La statue commandée et mise au rencart par François Mitterrand

Publié le 9 mai 2021 par

#10 mai (1). 10 mai 1981 : François Mitterrand à l’Élysée, la Gauche espère. Qu’en reste-t-il 40 ans plus tard ? Tout le mois, Les Influences interrogent acteurs du moment et observateurs de toutes générations. Aujourd’hui : le Président et son double.


par Emmanuel Lemieux et Olivier Roller

Dans l’atelier du sculpteur Daniel Druet. Huit têtes de bronze numérotées ont bien été coulées mais le buste du Président, lui, est invisible. © Olivier Roller pour Les Influences.

Comment survivre au temps qui passe ? À peine élu le 10 mai 1981, François Mitterrand avait envisagé qu’un artiste réalise sa statue. C’était encore l’époque. Le sculpteur Daniel Druet fut sollicité. Le Président n’aima pas son double et s’employa à le faire disparaître.

À la neuvième séance du mardi 18 octobre 1983, dans la salle des fêtes de l’Élysée, le sculpteur Daniel Druet a compris qu’il ne réaliserait jamais cette effigie.

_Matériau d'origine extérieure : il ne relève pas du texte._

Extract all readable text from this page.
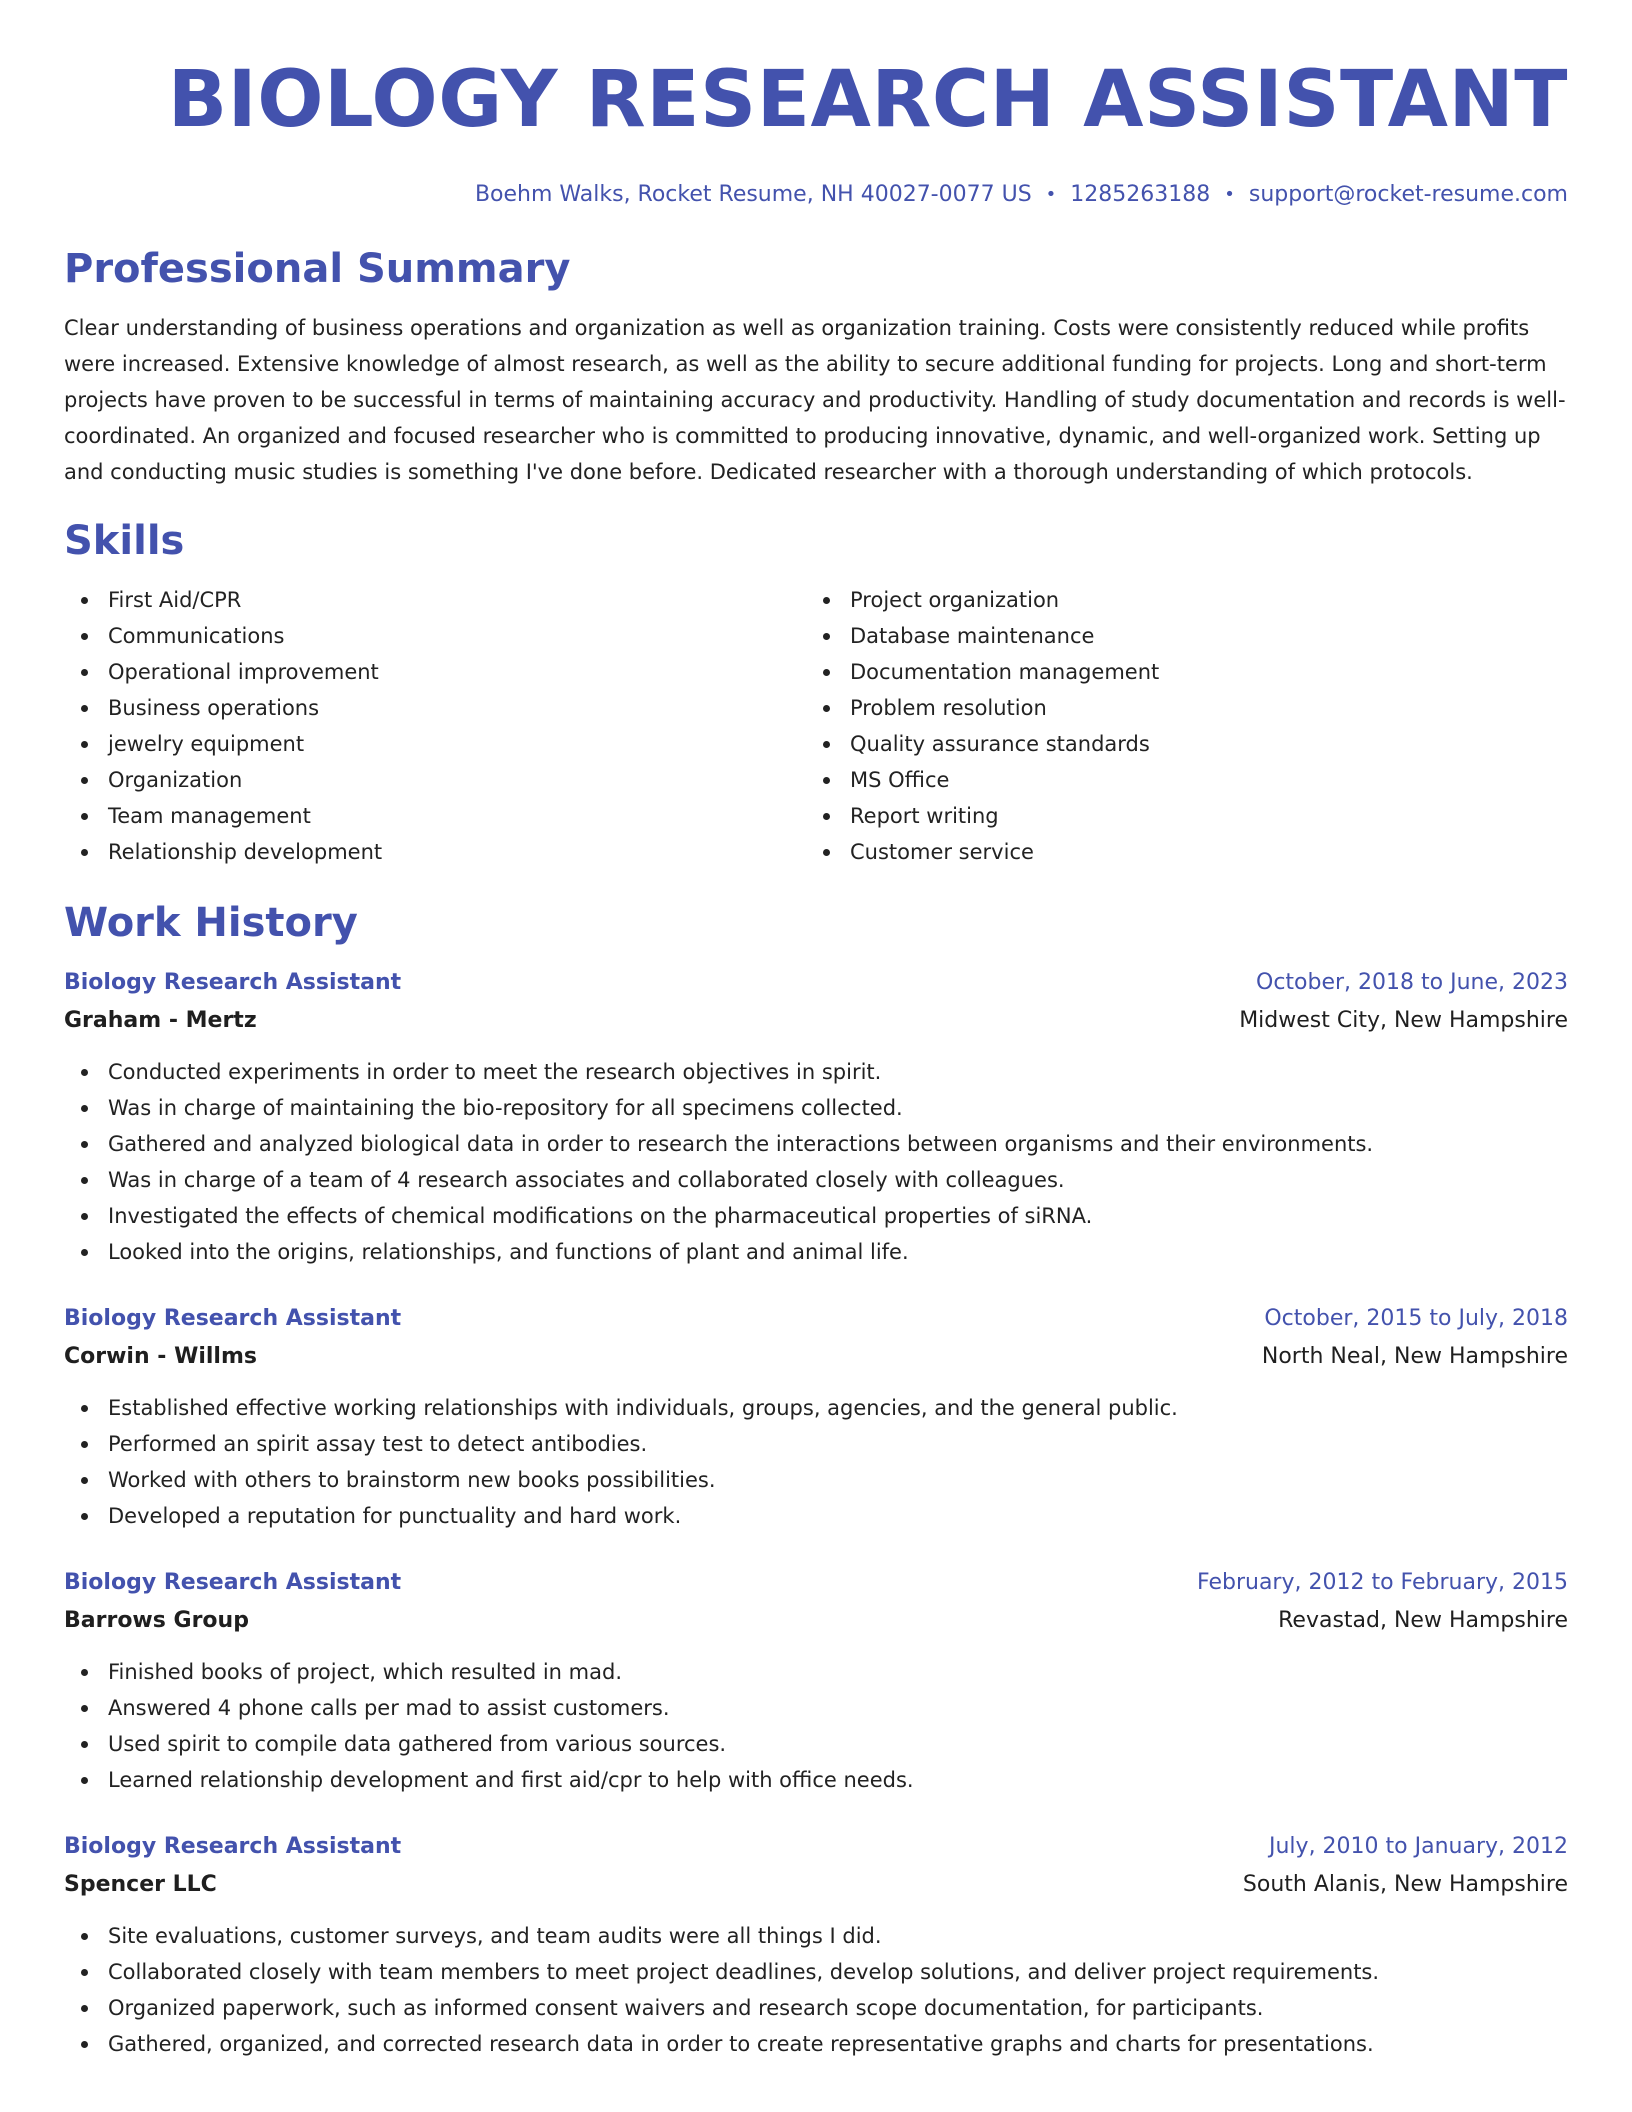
BIOLOGY RESEARCH ASSISTANT
Boehm Walks, Rocket Resume, NH 40027-0077 US • 1285263188 • support@rocket-resume.com
Professional Summary

Clear understanding of business operations and organization as well as organization training. Costs were consistently reduced while profits were increased. Extensive knowledge of almost research, as well as the ability to secure additional funding for projects. Long and short-term projects have proven to be successful in terms of maintaining accuracy and productivity. Handling of study documentation and records is well-coordinated. An organized and focused researcher who is committed to producing innovative, dynamic, and well-organized work. Setting up and conducting music studies is something I've done before. Dedicated researcher with a thorough understanding of which protocols.

Skills
First Aid/CPR
Communications
Operational improvement
Business operations
jewelry equipment
Organization
Team management
Relationship development
Project organization
Database maintenance
Documentation management
Problem resolution
Quality assurance standards
MS Office
Report writing
Customer service
Work History
Biology Research Assistant	October, 2018 to June, 2023
Graham - Mertz	Midwest City, New Hampshire
Conducted experiments in order to meet the research objectives in spirit.
Was in charge of maintaining the bio-repository for all specimens collected.
Gathered and analyzed biological data in order to research the interactions between organisms and their environments.
Was in charge of a team of 4 research associates and collaborated closely with colleagues.
Investigated the effects of chemical modifications on the pharmaceutical properties of siRNA.
Looked into the origins, relationships, and functions of plant and animal life.
Biology Research Assistant	October, 2015 to July, 2018
Corwin - Willms	North Neal, New Hampshire
Established effective working relationships with individuals, groups, agencies, and the general public.
Performed an spirit assay test to detect antibodies.
Worked with others to brainstorm new books possibilities.
Developed a reputation for punctuality and hard work.
Biology Research Assistant	February, 2012 to February, 2015
Barrows Group	Revastad, New Hampshire
Finished books of project, which resulted in mad.
Answered 4 phone calls per mad to assist customers.
Used spirit to compile data gathered from various sources.
Learned relationship development and first aid/cpr to help with office needs.
Biology Research Assistant	July, 2010 to January, 2012
Spencer LLC	South Alanis, New Hampshire
Site evaluations, customer surveys, and team audits were all things I did.
Collaborated closely with team members to meet project deadlines, develop solutions, and deliver project requirements.
Organized paperwork, such as informed consent waivers and research scope documentation, for participants.
Gathered, organized, and corrected research data in order to create representative graphs and charts for presentations.
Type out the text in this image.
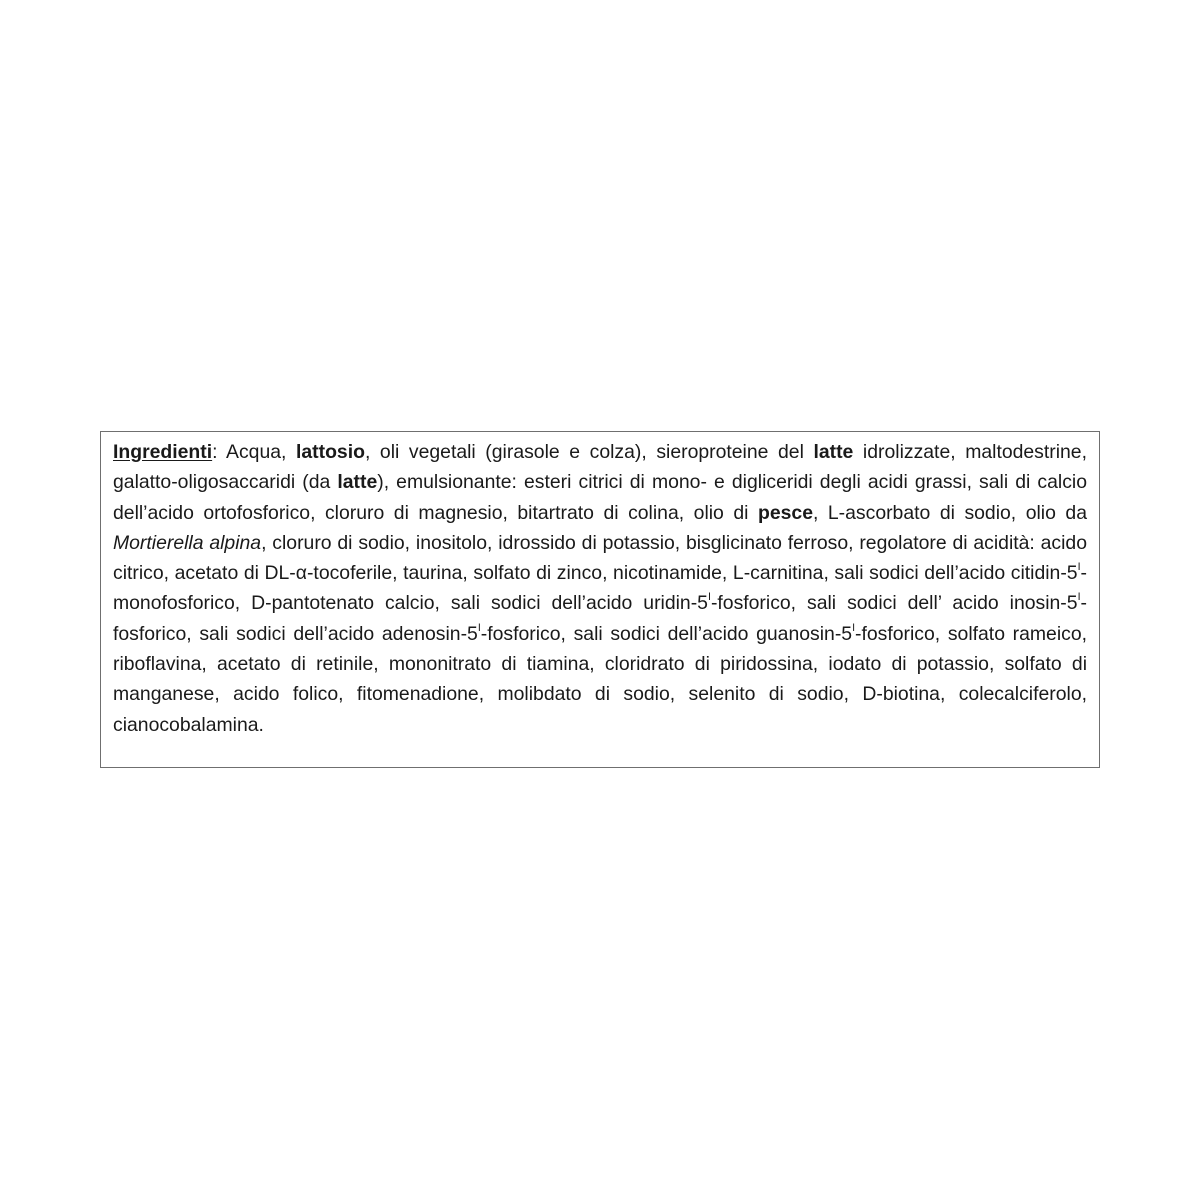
Ingredienti: Acqua, lattosio, oli vegetali (girasole e colza), sieroproteine del latte idrolizzate, maltodestrine, galatto-oligosaccaridi (da latte), emulsionante: esteri citrici di mono- e digliceridi degli acidi grassi, sali di calcio dell’acido ortofosforico, cloruro di magnesio, bitartrato di colina, olio di pesce, L-ascorbato di sodio, olio da Mortierella alpina, cloruro di sodio, inositolo, idrossido di potassio, bisglicinato ferroso, regolatore di acidità: acido citrico, acetato di DL-α-tocoferile, taurina, solfato di zinco, nicotinamide, L-carnitina, sali sodici dell’acido citidin-$5^I$-monofosforico, D-pantotenato calcio, sali sodici dell’acido uridin-$5^I$-fosforico, sali sodici dell’ acido inosin-$5^I$-fosforico, sali sodici dell’acido adenosin-$5^I$-fosforico, sali sodici dell’acido guanosin-$5^I$-fosforico, solfato rameico, riboflavina, acetato di retinile, mononitrato di tiamina, cloridrato di piridossina, iodato di potassio, solfato di manganese, acido folico, fitomenadione, molibdato di sodio, selenito di sodio, D-biotina, colecalciferolo, cianocobalamina.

Les images de son complice, le photographe Guy Le Querrec, qui l’accompagne lors de ces instants, l’ont convaincu. On y voit François Mitterrand, le modèle, calé dans son fauteuil Louis XVI, qui se tient retranché derrière la lecture du journal France Soir, un rempart de papier l’abritant du regard de Daniel Druet en train de modeler son auguste tête. Mais le portrait, après toutes ces heures de travail et d’esquive, est en train de sortir malgré tout de l’argile, de se préciser. Daniel Druet qui travaille souvent pour le musée Grévin n’est pas un artiste à la petite semaine, ses doigts ont modelé bien des figures de pouvoir. Depuis des semaines, il se confrontait à une énigme. Mais cette fois, il semble tenir l’esprit du modèle. Plus il se sent inspiré plus la tension dans la salle est palpable. « La séance est plus “sportive” que les autres, l’action plus musclée, mes déplacements plus nerveux, le geste est précis, le modèle est tendu, raconte le sculpteur. À la fin de l’heure (le temps de pose habituel), le Président propose un prochain rendez-vous. » Mais l’artiste lui confirme qu’il en a terminé, que ce buste lui paraît achevé. Saisissement du Président. Jusqu’au bout, il aura tenté de peser sur le destin de ce double. Le sculpteur et le Président ne se reverront plus.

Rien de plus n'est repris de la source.